4. Ex-spouses are not allowed to live in the same household or apply together

After a divorce or legal separation, ex-spouses can no longer live in the same household or file a joint tax return for payments that are considered deductible support.

5. Cash or cash equivalent requirements

To be deductible as alimony, a payment must be made in cash or a cash equivalent.

6. Child support payments are not possible

To be considered deductible alimony, a payment cannot be classified as fixed alimony or child support under alimony tax rules. The rules governing what constitutes child support – particularly what constitutes deemed child support – are complicated for this purpose and present a nasty trap for unwary taxpayers. Consult a tax advisor if your proposed divorce agreement includes payments which concern both maintenance and payments for children.

7. Request the payee's social security number

In order for the payer to claim an alimony deduction for a payment, the payer's tax return must include the payee's Social Security number.

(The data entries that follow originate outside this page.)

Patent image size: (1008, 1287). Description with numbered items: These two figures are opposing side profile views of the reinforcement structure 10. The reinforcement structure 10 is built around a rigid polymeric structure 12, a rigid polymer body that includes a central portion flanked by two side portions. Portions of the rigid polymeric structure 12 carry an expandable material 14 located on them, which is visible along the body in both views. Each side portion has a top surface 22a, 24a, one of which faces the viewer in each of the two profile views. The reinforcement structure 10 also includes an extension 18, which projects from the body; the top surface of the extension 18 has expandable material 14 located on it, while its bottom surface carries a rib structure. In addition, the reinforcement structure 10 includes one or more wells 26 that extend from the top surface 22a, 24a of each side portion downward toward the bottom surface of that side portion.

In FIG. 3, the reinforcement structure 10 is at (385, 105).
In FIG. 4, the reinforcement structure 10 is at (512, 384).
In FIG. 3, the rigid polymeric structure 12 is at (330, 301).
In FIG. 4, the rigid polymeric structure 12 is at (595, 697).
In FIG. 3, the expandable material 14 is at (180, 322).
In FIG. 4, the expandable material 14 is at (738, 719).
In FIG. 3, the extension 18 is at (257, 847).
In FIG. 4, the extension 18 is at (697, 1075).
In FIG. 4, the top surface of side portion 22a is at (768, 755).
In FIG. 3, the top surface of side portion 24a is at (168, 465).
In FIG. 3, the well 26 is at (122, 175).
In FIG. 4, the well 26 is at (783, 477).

8. No obligation to continue payments after the death of the recipient

With the death of the recipient, the obligation to make payments (with the exception of payment of arrears) expires. If the divorce papers are unclear as to whether or not payments must continue, applicable state law will govern. If state law requires the payor to continue making payments (to the recipient's estate or beneficiaries) after the recipient's death, those payments cannot be deducted as alimony. In other words, for the payment to be considered deductible maintenance, the obligation to pay must end when the recipient dies. Failure to comply with this requirement for cessation of payments in the event of the recipient's death is the most common reason for the loss of alimony deductions.

The last word

If you are currently in divorce proceedings and will be paying your soon-to-be ex-spouse, the TCJA will not allow you to deduct any of these payments as alimony. On your soon-to-be ex-spouse's side, he or she doesn't have to treat any of the payments as taxable income. So from a tax perspective, this is a financial loss for you and a windfall for the counterparty. Consider this when negotiating your divorce agreement.

On the other hand, if you are paying your ex as part of a pre-2019 divorce settlement, nothing has changed. However, your payments must meet all of the above rules to be tax deductible as alimony.